Well, hang in there. I have a friend who lives in Missoula, and this last bit they say is the hardest to wait through, and cabin fever starts to creep in... but you can enjoy laying out the ropes and such and preparing as much as you can! Can't wait to hear of your first sailing trip of the season! Fair winds and liquid seas, as opposed to frozen ones!


----------



## SHays (Apr 24, 2007)

*Chrysler 22 update*








Well, this boat has turned out to be a pretty good choice for getting some sailing done. I learned that it is one of the designs that Halsey Herreshoff did for Chrysler in the late seventies. It is a design marvel below decks and sails very stable, although the boat needs a little bit of the keel deployed for pointing ability. It will sail with the keel all the way up, however, in relative stability. I will be working on some projects before putting it back on the water.
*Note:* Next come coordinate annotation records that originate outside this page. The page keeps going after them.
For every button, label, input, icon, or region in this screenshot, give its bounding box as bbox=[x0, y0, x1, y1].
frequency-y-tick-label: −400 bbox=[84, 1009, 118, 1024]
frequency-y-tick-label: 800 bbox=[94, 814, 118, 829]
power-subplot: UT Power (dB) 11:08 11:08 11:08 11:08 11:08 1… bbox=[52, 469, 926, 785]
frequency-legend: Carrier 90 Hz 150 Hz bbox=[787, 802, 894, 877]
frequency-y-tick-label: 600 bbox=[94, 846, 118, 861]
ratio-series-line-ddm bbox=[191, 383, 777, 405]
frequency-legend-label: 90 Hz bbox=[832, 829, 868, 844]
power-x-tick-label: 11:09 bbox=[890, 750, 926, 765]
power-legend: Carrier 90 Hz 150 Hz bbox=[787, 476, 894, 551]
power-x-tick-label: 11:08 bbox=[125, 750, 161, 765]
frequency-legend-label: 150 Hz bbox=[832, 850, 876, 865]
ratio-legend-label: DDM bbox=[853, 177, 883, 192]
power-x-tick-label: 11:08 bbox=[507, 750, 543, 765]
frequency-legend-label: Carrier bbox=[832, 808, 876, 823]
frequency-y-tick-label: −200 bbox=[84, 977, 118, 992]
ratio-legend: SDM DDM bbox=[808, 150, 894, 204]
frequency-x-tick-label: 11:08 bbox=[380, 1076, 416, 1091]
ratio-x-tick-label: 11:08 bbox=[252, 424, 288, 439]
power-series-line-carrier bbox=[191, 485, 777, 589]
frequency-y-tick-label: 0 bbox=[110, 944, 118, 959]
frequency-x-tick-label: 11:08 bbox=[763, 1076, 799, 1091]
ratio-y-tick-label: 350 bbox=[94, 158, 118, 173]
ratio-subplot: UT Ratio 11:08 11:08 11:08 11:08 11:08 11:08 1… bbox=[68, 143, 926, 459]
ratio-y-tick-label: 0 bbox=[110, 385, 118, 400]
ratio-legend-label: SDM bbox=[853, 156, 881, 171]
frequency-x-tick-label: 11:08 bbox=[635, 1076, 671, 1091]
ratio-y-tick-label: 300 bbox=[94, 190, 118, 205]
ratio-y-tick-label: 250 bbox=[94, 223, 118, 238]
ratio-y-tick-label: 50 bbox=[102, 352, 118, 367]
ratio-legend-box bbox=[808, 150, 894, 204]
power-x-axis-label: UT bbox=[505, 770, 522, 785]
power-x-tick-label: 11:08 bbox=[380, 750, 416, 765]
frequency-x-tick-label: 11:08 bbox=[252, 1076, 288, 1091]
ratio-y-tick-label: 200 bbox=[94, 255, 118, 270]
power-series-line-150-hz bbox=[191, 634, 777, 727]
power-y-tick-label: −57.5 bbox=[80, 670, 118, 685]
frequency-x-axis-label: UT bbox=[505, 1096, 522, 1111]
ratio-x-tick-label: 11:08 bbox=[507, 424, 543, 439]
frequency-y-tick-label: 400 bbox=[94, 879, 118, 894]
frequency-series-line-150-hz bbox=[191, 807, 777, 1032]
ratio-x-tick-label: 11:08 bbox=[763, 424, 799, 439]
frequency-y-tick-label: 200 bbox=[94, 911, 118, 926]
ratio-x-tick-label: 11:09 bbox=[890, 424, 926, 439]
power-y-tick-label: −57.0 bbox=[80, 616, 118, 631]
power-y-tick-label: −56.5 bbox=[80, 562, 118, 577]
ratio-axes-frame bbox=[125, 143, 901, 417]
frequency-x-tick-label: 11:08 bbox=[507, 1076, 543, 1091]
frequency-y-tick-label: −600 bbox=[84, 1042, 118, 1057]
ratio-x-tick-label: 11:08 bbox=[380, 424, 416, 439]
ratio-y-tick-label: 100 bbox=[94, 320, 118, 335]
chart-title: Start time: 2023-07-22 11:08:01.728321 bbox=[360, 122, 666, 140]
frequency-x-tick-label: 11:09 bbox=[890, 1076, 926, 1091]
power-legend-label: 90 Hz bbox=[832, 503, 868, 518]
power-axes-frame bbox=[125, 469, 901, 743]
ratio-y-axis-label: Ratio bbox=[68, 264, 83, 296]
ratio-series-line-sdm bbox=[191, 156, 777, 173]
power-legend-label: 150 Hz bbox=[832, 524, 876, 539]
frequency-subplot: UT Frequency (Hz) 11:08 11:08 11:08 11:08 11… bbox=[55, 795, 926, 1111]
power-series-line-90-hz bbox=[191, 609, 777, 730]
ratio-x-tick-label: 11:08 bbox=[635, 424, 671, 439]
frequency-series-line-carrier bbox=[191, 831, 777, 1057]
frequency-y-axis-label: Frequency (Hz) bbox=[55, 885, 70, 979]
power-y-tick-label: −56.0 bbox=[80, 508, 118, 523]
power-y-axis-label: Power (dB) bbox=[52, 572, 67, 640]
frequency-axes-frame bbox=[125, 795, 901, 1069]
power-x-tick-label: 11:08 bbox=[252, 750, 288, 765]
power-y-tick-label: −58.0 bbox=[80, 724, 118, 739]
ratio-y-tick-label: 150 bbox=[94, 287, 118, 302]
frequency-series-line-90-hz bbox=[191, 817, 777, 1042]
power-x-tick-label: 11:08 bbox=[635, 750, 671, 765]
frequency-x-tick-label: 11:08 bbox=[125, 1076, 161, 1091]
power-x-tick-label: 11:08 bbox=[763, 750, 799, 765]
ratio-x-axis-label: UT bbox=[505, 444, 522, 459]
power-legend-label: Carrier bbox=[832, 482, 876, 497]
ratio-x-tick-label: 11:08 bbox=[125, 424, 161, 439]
First, lights so I can stay further out from the bank at night, then a mast raising system, which will involve some trailer modifications. I am going to attempt installing an electric brake winch which I will use to raise and lower the mast to replace the nailbiting crew that lifts the mast manually. Finally, I am going to have to find a better motor. It came with a little gamefisher, which I brought to a shop, had "reworked" then it would not even crank when on the water. I was then forced to navigate to and from the bank under sail alone, and this worked great for two out of three times. On the third return to shore, a puff of wind caught the boat and slammed us way farther onto the lightly sloping bank than I ever intended to go. It took three stout men, grunting and sweating like everything to push it back off the bank. I gotta find a good motor and I think I want to run controls into the cockpit, since the bow of the boat is so high. When I lean down to run the motor, I can't see ahead of me. After these modifications, dare I think of putting a hot shot paint job on it? I think it would look just awesome. Money is still kind of an issue, but at least we are getting some sailing done, and hope with trailer modifications for easier mast raising that I will get even more sailing done with my family this year. Check out this great pic of gunkholing. I waded to the shore without getting my shorts wet. This is a happy story of a swing keel sailboat solving the sailing delimma for a family a little short on cash who lives in an area where there are not many boat slips due to hurricane damage from Ike. More updates later.


----------



## SHays (Apr 24, 2007)

One last thought on this thread for people searching for affordable pocket cruising sailboats. In my research for affordable sailing, I have found some boats I didn't even know existed. The Holder/Vagabond 17, (early/mid eighties) is a great little sailboat, and an Oday 192 or 19, also mid eighties) are worth consideration. Here is a great video of a Holder 17 that has been restored. YouTube - HV17 Remix narrated.m4v The world out there for trailer sailors is so much broader than I ever thought it would be.


----------



## camonett (Dec 9, 2008)

*Another Chrysler 22 owner*

I also have a Chrysler 22 swing keel boat (1978), but I am in central TX on Lake Stillhouse-Hollow. These 22s are good boats but not real easy to trailer and rig. It does weigh 3,000 pounds! Mine stays in a marina slip and removed once a year for maintenance and cleanup. A fun boat with lots of cabin room.
Carl
Temple, TX


----------



## deepwaterhorizon (Jun 18, 2010)

*monty 17' vs. sanibel 18'*

I really like the Sanibel, but I'm glad I chose the Monty. I have sail-camped her extensively. She can't be beached, but I have anchored her just off-shore, bow-to, in water shallow enough to make the wade a cinch. I've never considered the draft of the stub-keel an obstacle, and I believe the keel/centerboard configuration to be safer than a centerboard/drop-keel.


----------



## gbayfan (Aug 27, 2010)

*Nice Boat and Pics *

Steven,
Thanks for the nice writeup and pics. Glad your sleepless nights are over 
Looks like you made a great decision for your family. The boat has beautiful lines.
Am going through a similar decision process now, although I have decided on the boat....West Wight Potter 19. The trick is finding a used one in my part of the country.......
Bob


----------